In what has become a running theme over the last couple blitzes, Lucie Lynch gifted her qualified blitz to dear friends Mark & Eva (as a birthday present for Eva!).
Almost 30 people showed up Saturday morning to transform this dusty backyard in Kaimuki into an edible oasis… projects included a bamboo trellis / community art sculpture, compost trench garden bed, no-dig garden beds, paved clothesline catchment, banana greywater circle, and sheeltmulching of all bare soils to protect against possible contamination from the lead-based paint used on the original old house.
Here Mark reflects a little on the experience, and shares what it has meant for him & his family (more pics here):
It’s been over a week since our yard was completely transformed by the Permablitz devoted army of volunteers and my wife and I already see how we have been transformed.
I never really was interested in raising my own edible garden growing up here on Oahu but my father when he retired wanted to build a greenhouse with his children and grandchildren.

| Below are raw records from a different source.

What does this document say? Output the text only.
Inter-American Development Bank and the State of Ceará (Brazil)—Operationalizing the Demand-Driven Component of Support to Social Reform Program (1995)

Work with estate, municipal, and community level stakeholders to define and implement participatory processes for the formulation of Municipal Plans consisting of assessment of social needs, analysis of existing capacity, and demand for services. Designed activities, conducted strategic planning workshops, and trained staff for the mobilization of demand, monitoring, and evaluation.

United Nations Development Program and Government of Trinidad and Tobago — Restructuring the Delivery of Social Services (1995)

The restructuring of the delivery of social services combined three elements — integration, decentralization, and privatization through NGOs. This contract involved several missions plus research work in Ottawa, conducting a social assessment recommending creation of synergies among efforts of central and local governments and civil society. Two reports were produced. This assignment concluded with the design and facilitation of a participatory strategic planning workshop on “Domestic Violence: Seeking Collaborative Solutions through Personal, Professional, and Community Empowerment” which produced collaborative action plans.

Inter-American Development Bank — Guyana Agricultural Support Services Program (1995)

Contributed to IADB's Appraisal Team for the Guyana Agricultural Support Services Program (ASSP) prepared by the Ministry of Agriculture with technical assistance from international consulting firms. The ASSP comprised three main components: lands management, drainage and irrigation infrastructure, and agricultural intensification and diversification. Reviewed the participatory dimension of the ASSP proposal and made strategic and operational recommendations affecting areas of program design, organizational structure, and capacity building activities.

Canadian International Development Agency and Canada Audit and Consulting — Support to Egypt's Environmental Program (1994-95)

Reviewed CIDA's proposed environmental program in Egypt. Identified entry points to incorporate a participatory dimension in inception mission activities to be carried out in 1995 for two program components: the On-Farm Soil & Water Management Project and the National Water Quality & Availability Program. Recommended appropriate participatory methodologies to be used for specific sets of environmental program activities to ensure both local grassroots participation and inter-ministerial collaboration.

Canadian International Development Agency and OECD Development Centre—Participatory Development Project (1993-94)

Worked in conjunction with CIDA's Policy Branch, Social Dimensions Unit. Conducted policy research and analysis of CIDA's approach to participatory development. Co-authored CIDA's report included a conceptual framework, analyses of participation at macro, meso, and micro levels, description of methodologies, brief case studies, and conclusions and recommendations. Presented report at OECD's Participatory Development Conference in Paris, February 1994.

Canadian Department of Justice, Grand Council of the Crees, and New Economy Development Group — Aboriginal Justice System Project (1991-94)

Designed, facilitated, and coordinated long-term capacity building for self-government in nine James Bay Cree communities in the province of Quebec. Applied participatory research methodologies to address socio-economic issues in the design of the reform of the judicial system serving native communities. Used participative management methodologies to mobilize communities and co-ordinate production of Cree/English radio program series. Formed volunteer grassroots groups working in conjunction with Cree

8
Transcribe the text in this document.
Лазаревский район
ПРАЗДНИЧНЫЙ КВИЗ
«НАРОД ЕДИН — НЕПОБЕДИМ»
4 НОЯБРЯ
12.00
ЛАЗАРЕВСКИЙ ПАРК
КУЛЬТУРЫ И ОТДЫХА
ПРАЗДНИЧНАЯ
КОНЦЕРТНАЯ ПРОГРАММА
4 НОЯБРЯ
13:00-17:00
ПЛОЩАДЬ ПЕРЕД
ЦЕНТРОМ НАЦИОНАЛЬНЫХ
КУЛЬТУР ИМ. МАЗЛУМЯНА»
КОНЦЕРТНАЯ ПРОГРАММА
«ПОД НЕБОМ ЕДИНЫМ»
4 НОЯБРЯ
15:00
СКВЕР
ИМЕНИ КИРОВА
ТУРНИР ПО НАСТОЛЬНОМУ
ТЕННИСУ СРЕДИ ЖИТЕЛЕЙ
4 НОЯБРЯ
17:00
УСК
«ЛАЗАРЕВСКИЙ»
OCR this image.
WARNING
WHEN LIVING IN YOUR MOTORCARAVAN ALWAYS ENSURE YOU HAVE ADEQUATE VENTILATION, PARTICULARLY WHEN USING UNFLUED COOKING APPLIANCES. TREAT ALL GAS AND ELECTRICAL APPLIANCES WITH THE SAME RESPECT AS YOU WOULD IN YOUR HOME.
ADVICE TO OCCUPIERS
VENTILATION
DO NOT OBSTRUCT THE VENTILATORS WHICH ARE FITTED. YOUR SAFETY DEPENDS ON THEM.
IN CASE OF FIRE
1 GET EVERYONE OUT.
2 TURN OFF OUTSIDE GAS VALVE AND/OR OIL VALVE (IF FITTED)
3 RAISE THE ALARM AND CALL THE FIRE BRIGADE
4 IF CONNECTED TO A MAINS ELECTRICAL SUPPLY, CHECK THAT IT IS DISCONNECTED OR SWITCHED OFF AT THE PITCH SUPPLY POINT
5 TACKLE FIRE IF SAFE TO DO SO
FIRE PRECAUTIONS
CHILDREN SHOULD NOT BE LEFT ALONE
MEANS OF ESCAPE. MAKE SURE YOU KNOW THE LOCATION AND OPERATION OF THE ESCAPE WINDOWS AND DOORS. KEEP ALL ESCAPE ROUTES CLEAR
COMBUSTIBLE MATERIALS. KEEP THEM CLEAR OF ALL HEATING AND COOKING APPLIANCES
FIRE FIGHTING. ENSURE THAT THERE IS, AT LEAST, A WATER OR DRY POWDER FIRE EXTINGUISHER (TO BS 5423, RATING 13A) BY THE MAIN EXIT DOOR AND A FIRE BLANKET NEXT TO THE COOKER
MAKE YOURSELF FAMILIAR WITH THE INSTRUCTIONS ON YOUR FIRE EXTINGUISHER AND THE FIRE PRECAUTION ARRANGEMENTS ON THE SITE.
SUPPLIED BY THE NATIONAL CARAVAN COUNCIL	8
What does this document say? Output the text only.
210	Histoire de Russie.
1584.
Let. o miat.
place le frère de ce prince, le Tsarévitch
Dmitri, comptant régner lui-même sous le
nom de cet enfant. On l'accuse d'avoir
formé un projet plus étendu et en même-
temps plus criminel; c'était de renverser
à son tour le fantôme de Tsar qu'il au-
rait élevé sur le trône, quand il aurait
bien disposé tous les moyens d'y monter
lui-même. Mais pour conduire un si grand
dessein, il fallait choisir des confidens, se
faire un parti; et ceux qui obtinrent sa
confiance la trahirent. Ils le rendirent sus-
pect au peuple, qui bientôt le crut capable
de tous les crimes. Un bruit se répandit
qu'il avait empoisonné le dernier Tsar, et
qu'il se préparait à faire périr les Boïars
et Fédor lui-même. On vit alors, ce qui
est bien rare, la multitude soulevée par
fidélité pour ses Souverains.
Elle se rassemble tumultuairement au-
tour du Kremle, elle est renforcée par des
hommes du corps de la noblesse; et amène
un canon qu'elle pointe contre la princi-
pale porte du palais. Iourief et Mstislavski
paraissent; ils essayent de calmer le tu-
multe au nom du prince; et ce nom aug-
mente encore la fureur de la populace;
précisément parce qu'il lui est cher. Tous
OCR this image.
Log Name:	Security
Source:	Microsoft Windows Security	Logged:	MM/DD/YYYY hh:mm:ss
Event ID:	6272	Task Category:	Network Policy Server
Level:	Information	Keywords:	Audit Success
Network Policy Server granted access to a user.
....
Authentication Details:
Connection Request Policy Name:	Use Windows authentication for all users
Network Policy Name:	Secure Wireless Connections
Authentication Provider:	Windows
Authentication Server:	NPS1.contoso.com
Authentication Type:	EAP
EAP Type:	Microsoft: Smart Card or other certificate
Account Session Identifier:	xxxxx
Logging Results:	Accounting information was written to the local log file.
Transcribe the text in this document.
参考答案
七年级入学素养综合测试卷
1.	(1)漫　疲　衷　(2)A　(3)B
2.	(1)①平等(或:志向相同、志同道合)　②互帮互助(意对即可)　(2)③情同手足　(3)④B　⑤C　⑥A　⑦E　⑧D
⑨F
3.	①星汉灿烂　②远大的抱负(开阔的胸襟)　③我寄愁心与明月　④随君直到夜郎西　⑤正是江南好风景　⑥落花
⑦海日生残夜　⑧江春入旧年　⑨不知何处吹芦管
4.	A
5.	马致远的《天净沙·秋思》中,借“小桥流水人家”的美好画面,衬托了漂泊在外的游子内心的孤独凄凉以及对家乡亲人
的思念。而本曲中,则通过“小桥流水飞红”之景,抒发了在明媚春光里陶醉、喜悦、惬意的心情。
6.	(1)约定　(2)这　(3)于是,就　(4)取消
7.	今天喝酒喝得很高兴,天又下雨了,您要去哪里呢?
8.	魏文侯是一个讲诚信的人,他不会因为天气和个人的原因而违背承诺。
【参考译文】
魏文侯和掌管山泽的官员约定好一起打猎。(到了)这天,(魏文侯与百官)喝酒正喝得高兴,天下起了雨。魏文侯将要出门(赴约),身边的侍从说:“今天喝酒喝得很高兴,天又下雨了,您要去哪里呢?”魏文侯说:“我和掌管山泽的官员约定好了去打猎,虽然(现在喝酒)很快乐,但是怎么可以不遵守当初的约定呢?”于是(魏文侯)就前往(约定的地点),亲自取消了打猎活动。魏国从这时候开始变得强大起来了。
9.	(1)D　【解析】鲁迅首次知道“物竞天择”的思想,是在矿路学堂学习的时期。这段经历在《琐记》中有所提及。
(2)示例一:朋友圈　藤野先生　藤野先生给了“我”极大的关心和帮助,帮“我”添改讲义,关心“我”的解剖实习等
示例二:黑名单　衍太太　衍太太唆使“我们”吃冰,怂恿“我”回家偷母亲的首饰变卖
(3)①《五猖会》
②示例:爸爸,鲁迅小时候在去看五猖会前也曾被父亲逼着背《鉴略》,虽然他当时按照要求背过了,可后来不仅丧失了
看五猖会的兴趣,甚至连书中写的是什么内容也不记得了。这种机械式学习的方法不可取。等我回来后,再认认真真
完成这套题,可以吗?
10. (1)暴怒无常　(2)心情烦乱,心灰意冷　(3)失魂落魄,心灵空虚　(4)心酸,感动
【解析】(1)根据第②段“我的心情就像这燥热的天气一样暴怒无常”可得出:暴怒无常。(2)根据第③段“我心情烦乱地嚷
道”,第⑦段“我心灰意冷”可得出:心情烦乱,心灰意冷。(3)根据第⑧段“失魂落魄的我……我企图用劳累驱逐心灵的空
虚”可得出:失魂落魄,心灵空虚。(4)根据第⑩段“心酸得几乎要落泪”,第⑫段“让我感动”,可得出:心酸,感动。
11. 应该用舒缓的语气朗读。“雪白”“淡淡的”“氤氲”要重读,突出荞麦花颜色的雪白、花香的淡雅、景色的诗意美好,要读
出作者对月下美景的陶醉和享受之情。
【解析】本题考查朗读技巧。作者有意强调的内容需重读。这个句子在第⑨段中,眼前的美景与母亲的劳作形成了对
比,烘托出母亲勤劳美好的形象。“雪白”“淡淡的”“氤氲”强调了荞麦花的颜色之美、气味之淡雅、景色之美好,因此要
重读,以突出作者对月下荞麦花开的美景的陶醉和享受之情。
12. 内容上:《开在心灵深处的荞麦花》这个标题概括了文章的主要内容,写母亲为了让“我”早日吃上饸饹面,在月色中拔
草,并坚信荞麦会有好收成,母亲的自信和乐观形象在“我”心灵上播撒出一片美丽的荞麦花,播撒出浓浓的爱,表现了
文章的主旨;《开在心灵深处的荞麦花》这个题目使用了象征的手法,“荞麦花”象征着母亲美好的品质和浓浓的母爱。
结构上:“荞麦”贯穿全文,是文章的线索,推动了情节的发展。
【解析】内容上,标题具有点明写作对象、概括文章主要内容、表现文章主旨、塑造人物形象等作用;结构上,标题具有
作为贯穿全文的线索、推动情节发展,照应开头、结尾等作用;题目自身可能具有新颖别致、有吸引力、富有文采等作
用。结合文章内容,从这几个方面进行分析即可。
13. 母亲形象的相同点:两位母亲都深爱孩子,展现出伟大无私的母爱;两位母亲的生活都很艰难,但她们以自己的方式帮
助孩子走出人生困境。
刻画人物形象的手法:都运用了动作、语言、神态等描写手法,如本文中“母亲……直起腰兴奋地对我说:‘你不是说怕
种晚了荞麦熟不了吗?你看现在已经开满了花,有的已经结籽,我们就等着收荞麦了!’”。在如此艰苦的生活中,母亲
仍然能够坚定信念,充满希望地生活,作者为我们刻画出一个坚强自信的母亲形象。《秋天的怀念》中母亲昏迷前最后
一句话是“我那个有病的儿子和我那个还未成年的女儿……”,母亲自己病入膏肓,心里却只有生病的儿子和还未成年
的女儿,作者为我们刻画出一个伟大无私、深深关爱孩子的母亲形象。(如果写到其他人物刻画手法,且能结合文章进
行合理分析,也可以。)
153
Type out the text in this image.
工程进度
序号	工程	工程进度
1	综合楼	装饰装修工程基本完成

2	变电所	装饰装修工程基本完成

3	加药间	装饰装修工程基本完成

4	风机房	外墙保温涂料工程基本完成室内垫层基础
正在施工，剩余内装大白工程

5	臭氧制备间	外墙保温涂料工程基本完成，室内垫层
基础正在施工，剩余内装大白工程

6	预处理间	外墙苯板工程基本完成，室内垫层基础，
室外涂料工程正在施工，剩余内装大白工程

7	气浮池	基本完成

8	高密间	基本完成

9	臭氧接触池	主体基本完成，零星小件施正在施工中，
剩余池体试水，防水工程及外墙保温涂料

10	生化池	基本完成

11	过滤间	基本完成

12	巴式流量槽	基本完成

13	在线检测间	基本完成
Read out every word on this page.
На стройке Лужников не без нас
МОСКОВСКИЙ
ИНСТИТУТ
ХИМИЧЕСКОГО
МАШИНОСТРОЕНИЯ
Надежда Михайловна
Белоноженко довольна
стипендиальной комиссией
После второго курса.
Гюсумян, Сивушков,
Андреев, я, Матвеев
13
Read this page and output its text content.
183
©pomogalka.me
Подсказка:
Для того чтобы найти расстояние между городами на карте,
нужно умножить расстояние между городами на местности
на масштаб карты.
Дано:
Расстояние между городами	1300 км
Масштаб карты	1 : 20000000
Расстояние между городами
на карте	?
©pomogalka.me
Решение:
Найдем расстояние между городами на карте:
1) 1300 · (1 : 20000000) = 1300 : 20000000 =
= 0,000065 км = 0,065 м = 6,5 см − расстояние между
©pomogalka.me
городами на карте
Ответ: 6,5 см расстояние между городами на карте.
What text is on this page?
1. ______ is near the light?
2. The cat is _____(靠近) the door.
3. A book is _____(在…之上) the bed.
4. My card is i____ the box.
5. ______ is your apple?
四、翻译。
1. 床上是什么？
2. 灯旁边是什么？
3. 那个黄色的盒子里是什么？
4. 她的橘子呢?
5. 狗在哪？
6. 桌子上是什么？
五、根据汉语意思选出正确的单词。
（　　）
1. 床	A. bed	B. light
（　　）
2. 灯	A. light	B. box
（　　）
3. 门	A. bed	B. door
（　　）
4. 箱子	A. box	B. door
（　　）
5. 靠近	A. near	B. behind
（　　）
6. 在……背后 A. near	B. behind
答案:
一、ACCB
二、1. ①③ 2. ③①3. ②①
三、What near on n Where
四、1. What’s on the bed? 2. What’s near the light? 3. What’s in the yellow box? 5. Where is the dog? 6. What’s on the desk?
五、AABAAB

My father truly had a green thumb and although this past Thanksgiving he has been gone for 21 years, this transformed backyard is a rebirth of his dream, serving as an opportunity for myself, my siblings and their children to connect with him.
Not only can this garden ultimately feed us, she is symbolic of how to take care of the ‘aina especially since our neighborhood once belonged to Prince Alexander Liholiho – Kamehameha IV. So it is a privilege to live on this land, this ‘aina and to care for it through gardening is the ultimate statement that we who choose to live here in Hawaii must make. I hope I can live up to this obligation – to malama ka aina.I’ve already taken a few walks in our new garden each morning and she already speaks to us: the avocado tree looks so much happier with some new oyster plants, aloe and a full circle of mulch and soil – the hibiscus blooms when the sun shines on her – the lilikoi, papaya and banana trees begin to hold firmer root in the new soil. My wife and I are forever grateful for this gift from the Permablitz community on exposing us to what is truly possible with a simple act of gardening and connecting us to the land and the those who came before us.